Del sepolcro del C. non rimane altro che l'iscrizione, riferita dal Vedriani; la morte avvenne tra il settembre 1405 e il 7 maggio 1406, data di un documento dell'Archivio notarile di Modena (Mem. not.1406, n. 170) in cui il C. appare già defunto.
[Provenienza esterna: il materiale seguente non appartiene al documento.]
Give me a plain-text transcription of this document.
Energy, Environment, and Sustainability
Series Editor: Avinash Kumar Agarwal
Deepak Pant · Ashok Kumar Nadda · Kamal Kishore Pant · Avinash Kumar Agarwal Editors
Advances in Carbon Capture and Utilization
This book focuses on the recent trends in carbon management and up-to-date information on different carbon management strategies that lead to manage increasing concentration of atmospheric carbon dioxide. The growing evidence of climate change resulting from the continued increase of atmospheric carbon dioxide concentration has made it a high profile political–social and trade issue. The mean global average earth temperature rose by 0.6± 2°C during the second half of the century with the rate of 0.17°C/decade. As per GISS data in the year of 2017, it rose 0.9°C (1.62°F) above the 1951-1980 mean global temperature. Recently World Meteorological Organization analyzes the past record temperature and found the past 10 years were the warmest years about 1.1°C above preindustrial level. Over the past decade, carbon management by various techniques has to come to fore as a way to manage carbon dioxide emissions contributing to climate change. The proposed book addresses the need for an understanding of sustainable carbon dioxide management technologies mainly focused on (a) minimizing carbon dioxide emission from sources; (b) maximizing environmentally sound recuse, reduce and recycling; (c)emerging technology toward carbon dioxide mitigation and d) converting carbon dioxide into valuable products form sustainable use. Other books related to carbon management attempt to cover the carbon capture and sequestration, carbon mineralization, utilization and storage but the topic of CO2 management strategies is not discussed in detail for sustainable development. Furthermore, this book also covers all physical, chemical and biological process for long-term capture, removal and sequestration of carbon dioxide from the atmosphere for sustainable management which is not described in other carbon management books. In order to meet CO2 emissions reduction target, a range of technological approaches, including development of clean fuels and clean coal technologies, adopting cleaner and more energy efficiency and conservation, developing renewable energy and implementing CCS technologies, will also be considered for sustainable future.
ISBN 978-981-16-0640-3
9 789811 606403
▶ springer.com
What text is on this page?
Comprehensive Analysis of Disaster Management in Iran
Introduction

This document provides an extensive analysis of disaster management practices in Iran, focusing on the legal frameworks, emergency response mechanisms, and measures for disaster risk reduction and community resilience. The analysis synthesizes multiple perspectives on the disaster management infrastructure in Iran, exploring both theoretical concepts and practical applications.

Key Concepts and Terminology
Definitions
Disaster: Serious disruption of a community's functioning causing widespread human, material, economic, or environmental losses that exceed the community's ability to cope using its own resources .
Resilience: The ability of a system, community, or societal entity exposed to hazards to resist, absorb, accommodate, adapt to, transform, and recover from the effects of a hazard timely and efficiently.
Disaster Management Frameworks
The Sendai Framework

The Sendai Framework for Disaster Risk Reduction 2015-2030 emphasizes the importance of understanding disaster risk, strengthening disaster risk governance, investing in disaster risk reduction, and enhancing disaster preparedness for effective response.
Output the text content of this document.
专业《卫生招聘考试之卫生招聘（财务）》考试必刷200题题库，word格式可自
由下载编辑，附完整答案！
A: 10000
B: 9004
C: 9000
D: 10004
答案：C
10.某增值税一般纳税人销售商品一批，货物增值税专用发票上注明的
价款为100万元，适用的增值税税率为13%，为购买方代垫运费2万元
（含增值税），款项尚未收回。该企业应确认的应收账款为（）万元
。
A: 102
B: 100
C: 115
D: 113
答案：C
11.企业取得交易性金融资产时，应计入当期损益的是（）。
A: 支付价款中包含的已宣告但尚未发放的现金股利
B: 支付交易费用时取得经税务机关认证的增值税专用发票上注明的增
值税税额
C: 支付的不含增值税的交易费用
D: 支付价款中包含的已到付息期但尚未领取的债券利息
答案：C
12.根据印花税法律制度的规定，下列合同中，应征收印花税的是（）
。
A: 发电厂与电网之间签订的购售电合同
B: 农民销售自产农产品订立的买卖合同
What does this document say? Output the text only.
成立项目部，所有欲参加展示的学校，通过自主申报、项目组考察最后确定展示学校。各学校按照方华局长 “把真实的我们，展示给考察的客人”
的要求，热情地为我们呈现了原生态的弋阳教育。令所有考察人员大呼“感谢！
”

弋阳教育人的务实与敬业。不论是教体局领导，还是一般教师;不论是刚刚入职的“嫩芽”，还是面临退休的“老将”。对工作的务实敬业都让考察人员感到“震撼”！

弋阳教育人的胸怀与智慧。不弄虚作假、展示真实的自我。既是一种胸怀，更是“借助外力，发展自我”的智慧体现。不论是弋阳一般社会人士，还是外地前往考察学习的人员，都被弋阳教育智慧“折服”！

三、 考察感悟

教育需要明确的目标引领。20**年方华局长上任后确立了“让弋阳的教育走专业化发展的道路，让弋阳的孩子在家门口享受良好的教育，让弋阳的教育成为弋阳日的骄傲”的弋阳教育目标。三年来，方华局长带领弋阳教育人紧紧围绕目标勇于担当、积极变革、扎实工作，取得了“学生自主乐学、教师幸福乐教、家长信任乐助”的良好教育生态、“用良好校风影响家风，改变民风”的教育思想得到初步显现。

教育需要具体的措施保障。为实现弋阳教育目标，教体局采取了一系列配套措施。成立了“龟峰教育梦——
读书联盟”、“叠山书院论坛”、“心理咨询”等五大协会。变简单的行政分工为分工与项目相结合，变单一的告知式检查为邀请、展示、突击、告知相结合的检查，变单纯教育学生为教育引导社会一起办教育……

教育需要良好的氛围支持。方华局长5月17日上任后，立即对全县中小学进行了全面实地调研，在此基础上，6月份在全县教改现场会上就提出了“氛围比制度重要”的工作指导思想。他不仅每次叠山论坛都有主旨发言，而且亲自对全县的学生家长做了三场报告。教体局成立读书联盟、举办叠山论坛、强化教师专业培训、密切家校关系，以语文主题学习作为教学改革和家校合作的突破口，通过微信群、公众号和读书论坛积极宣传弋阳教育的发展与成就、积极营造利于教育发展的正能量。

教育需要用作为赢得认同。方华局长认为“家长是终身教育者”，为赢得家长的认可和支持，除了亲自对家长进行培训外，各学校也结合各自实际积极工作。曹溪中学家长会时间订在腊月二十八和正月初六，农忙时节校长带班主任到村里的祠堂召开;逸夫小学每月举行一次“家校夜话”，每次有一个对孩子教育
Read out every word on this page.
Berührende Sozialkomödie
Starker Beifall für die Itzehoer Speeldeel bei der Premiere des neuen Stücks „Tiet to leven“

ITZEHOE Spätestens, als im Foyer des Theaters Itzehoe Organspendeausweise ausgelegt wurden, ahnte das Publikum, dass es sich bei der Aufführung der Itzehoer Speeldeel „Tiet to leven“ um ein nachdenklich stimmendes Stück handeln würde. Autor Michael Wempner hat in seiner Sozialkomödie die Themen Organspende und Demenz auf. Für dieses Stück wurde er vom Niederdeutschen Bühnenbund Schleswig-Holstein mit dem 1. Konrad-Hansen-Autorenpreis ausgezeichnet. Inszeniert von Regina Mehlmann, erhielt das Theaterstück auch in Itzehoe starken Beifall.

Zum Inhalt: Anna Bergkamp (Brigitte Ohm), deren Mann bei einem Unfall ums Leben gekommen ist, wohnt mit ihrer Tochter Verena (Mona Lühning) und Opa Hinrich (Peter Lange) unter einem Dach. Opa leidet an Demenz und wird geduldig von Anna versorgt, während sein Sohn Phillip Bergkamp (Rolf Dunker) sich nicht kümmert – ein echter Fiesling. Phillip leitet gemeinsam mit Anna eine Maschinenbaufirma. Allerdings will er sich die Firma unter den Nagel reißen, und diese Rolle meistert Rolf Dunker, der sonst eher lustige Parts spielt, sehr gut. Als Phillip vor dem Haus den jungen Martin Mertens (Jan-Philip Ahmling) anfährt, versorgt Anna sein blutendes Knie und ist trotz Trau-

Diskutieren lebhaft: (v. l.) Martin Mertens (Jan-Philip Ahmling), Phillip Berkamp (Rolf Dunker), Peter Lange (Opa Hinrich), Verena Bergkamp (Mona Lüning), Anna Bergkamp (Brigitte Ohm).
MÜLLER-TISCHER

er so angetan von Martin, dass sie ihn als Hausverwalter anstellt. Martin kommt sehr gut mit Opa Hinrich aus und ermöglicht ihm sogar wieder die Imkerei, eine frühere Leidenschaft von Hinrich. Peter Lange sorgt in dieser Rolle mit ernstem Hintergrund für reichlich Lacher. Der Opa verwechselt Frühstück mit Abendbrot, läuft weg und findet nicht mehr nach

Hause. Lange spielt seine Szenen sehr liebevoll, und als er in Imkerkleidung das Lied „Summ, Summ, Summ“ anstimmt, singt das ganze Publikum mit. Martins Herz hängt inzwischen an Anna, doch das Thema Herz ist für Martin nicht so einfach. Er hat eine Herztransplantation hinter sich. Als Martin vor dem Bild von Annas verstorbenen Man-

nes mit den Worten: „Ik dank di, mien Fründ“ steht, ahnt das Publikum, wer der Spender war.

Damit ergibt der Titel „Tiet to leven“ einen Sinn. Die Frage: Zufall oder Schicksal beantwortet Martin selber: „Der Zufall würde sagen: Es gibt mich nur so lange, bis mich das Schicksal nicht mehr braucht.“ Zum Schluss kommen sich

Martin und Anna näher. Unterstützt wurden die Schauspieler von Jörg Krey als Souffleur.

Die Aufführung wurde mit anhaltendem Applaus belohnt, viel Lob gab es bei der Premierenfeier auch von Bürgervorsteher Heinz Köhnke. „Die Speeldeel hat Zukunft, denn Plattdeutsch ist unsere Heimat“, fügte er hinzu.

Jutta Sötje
Fonti e Bibl.: I rotuli dei lettori… dello Studio bolognese dal 1384 al 1799, a cura di U. Dallari, I, Bologna 1888, p. 7; IV, ibid. 1924, pp. 12, 14, 19; P. Zambeccari, Epistolario, a cura di L. Frati, Roma 1929, pp. XXVII, 87 s.; P. G. N. Alidosi, Li dottori forestieri…, Bologna 1623, p. 60; L. Vedriani, Dottori modonesi…, Modena 1665, p. 57; C. Ghirardacci, Della historia di Bologna, II, Bologna 1669, p. 424; G. Tiraboschi, Biblioteca modenese, I, Modena 1781, pp. 365 s. (del C. sono erroneamente creati due personaggi distinti); G. Marini, Degli archiatri pontifici, Roma 1784, I, pp. 110 s.; II, pp. 59-61; S. Mazzetti, Repertorio di tutti i professori… di Bologna, Bologna 1847, p. 77; D. Ferrari, Elenco dei professori all'università di Bologna, Modena 1888, p. 8; G. Bertoni-E. P. Vicini, Medici modenesi del sec. XIV, in Atti e. d. R. Deputaz. di st. patria per le prov. modenesi, s. 5, IV (1906), p. 141; E. P. Vicini, Medici modenesi nei secc. XIII e XIV, in Rassegna per la st. della univ. di Modena, II (1930), pp. 47 ss., 65; C. Menini-P. Di Pietro, Due trattati urologici della fine del XIV sec., in Arti del XVI Congresso nazionale d. Soc. ital. di st. d. medicina, Bologna-Ravenna 1959, pp. 365 ss.; P. DiPietro, Il trattato urologico di P. C. medico modenese del Trecento, in Acta medicae historiae patavina, VI(1960-61), pp. 25-59 (a pp. 36-57 è pubblicata la Quaestio);P. O. Kristeller, Iter Italicum, I, 1963, p. 13.